Indiens Zeitbombe

Die Regierung in Neu-Delhi stellt die demografische Entwicklung Indiens vor eine riesige Aufgabe: Die jungen Leute müssen ausgebildet werden - und sie brauchen Jobs. "In den nächsten Jahren wird sich zeigen, ob Indien seine demografische Chance nutzen kann oder diese sich in eine tickende Zeitbombe verwandelt", sagt Efaz Ghani, Experte der Weltbank.

700 Millionen Inder sind unter 35 Jahre alt. Eine gute Ausbildung und ordentliche Jobs gibt es für die wenigsten

Autorin: Christiane von Hardenberg/Berlin

Auch ein Segen kann ein Fluch sein: Das Problem der Überalterung und des Arbeitskräftemangels kennt Indien nicht. Dafür kämpft das Land mit dem gegenteiligen Trend: In keinem anderen Staat der Welt leben so viele junge Menschen. 700 Millionen Inder sind jünger als 35 Jahre, das sind zwei Drittel der Bevölkerung. Während in zehn Jahren das Durchschnittsalter in China bei 37 und in Japan sogar bei 48 Jahren liegen wird, werden es in Indien 29 Jahre sein.

Die Regierung in Neu-Delhi stellt das vor eine riesige Aufgabe: Die jungen Leute müssen ausgebildet werden – und sie brauchen Jobs. "In den nächsten Jahren wird sich zeigen, ob Indien seine demografische Chance nutzen kann oder diese sich in eine tickende Zeitbombe verwandelt", sagt Efaz Ghani, Experte der Weltbank.

In der nächsten Dekade werden rund 120 Millionen junge Inder auf den Arbeitsmarkt strömen. Das Wachstum der Volkswirtschaft hält damit kaum Schritt. Zwar ist Indien trotz Konjunkturkrise in den vergangenen fünf Jahren im Schnitt um acht Prozent gewachsen, und jährlich sind 11,3 Millionen neue Jobs entstanden. Aber: "Der indische Arbeitsmarkt ist keine Erfolgsgeschichte", sagt Ghani. Denn die meisten Jobs entstanden in der Selbstständigkeit – und in Indien heißt das Straßenhändler oder Schuhputzjunge. Sie verdienen gerade einmal genug, um sich über Wasser zu halten.
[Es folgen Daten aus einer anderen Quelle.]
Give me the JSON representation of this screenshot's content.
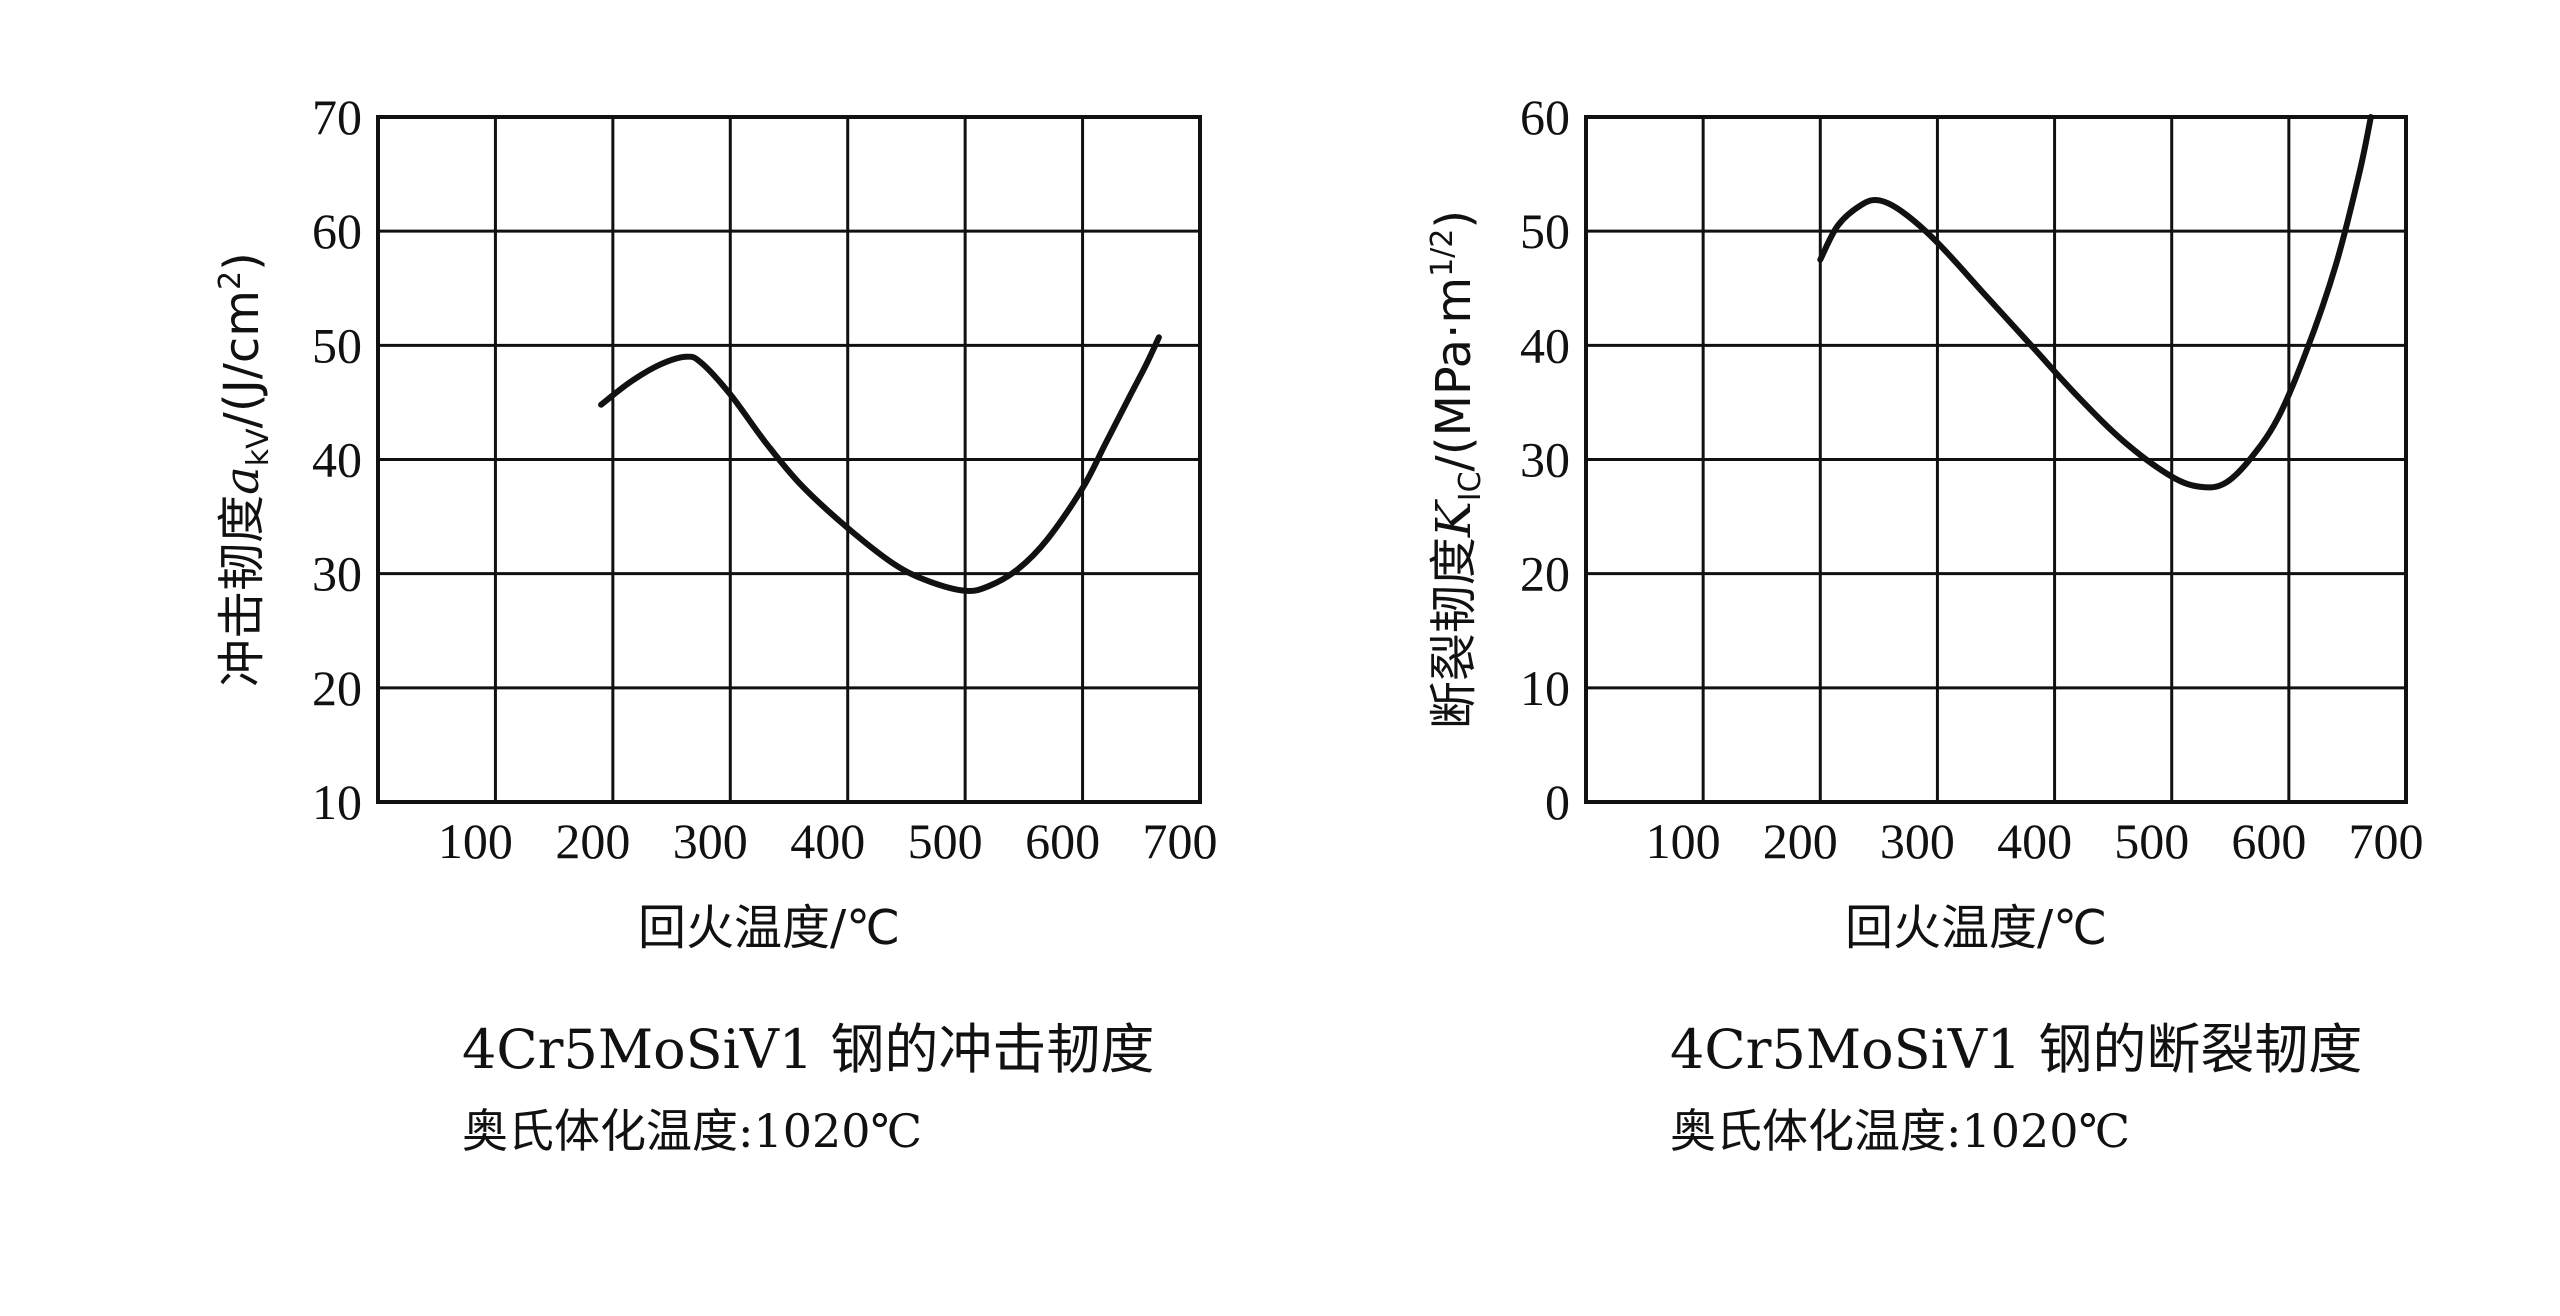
{
  "chart_data": [
    {
      "type": "line",
      "title": "4Cr5MoSiV1 钢的冲击韧度",
      "subtitle": "奥氏体化温度:1020℃",
      "xlabel": "回火温度/℃",
      "ylabel": "冲击韧度a_kV/(J/cm²)",
      "ylabel_main": "冲击韧度",
      "ylabel_sym": "a",
      "ylabel_sub": "kV",
      "ylabel_unit": "/(J/cm",
      "ylabel_sup": "2",
      "ylabel_close": ")",
      "xlim": [
        0,
        700
      ],
      "ylim": [
        10,
        70
      ],
      "x_ticks": [
        100,
        200,
        300,
        400,
        500,
        600,
        700
      ],
      "x_tick_labels": [
        "100",
        "200",
        "300",
        "400",
        "500",
        "600",
        "700"
      ],
      "y_ticks": [
        10,
        20,
        30,
        40,
        50,
        60,
        70
      ],
      "y_tick_labels": [
        "10",
        "20",
        "30",
        "40",
        "50",
        "60",
        "70"
      ],
      "grid": true,
      "series": [
        {
          "x": [
            190,
            215,
            240,
            262,
            275,
            300,
            330,
            360,
            400,
            440,
            470,
            500,
            520,
            545,
            570,
            600,
            620,
            640,
            655,
            665
          ],
          "y": [
            44.8,
            46.8,
            48.3,
            49.0,
            48.5,
            45.7,
            41.5,
            37.8,
            34.0,
            30.8,
            29.3,
            28.5,
            28.9,
            30.4,
            33.0,
            37.5,
            41.5,
            45.5,
            48.5,
            50.7
          ]
        }
      ]
    },
    {
      "type": "line",
      "title": "4Cr5MoSiV1 钢的断裂韧度",
      "subtitle": "奥氏体化温度:1020℃",
      "xlabel": "回火温度/℃",
      "ylabel": "断裂韧度K_IC/(MPa·m^1/2)",
      "ylabel_main": "断裂韧度",
      "ylabel_sym": "K",
      "ylabel_sub": "IC",
      "ylabel_unit": "/(MPa·m",
      "ylabel_sup": "1/2",
      "ylabel_close": ")",
      "xlim": [
        0,
        700
      ],
      "ylim": [
        0,
        60
      ],
      "x_ticks": [
        100,
        200,
        300,
        400,
        500,
        600,
        700
      ],
      "x_tick_labels": [
        "100",
        "200",
        "300",
        "400",
        "500",
        "600",
        "700"
      ],
      "y_ticks": [
        0,
        10,
        20,
        30,
        40,
        50,
        60
      ],
      "y_tick_labels": [
        "0",
        "10",
        "20",
        "30",
        "40",
        "50",
        "60"
      ],
      "grid": true,
      "series": [
        {
          "x": [
            200,
            215,
            235,
            250,
            270,
            300,
            340,
            380,
            420,
            460,
            500,
            525,
            545,
            565,
            590,
            615,
            640,
            660,
            670
          ],
          "y": [
            47.5,
            50.5,
            52.3,
            52.7,
            51.7,
            49.0,
            44.5,
            40.0,
            35.5,
            31.5,
            28.5,
            27.6,
            27.9,
            29.8,
            33.5,
            39.5,
            47.0,
            55.0,
            60.0
          ]
        }
      ]
    }
  ]
}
Um den sozialen Frieden zu sichern, wird die Regierung "gute Jobs" schaffen müssen. "Vor allem müssen mehr Jobs in der arbeitsintensiven Industrie entstehen" sagt Guanghua Wan von der Asiatischen Entwicklungsbank (ADB). Denn die indische Industrie trägt lediglich ein Viertel zum Bruttoinlandsprodukt (BIP) bei. In Indien arbeiten gerade einmal 18,2 Prozent der Bevölkerung in der Industrie, in China sind es 23 Prozent.

Größtes Hindernis für die Unternehmen ist die schwache Infrastruktur. Strom- und Wasserausfälle sind an der Tagesordnung. Straßen, Schienen und Flughäfen hoffnungslos überfüllt. Die indische Regierung will daher bis zum Ende des elften Fünfjahresplans 2012 die Investitionen von fünf auf neun Prozent des BIPs erhöhen.

Hinzu kommt, dass Indiens junge Bevölkerung sehr schlecht ausgebildet ist. "Die meisten kommen aus unterentwickelten Regionen und werden kaum in Callcentern arbeiten können" sagt Weltbankexperte Ghani. Zwar gehen 90 Prozent aller schulpflichtigen Kinder zu Schule, oft allerdings nicht regelmäßig. Die Bedingungen für den Unterricht sind miserabel. Ein Lehrer unterrichtet 60 Schüler. Immer noch sind 40 Prozent aller Inder Analphabeten, in China sind es nur acht Prozent.

Eine höhere Ausbildung genießen in Indien gerade mal 12, 4 Prozent aller Schüler. "Indien muss mehr in die Ausbildung seiner Leute stecken", sagt Ghani. Derzeit gibt die Regierung gerade einmal 3,2 Prozent des BIPs für Bildung aus, sechs Prozent müssten es sein. "Ohne Reformen wird die demografische Chance schnell zur Gefahr" sagt Ghani. Und auch ADB-Experte Wan mahnt: "Arbeitslosigkeit wird ein großes soziales und politisches Problem in Indien werden".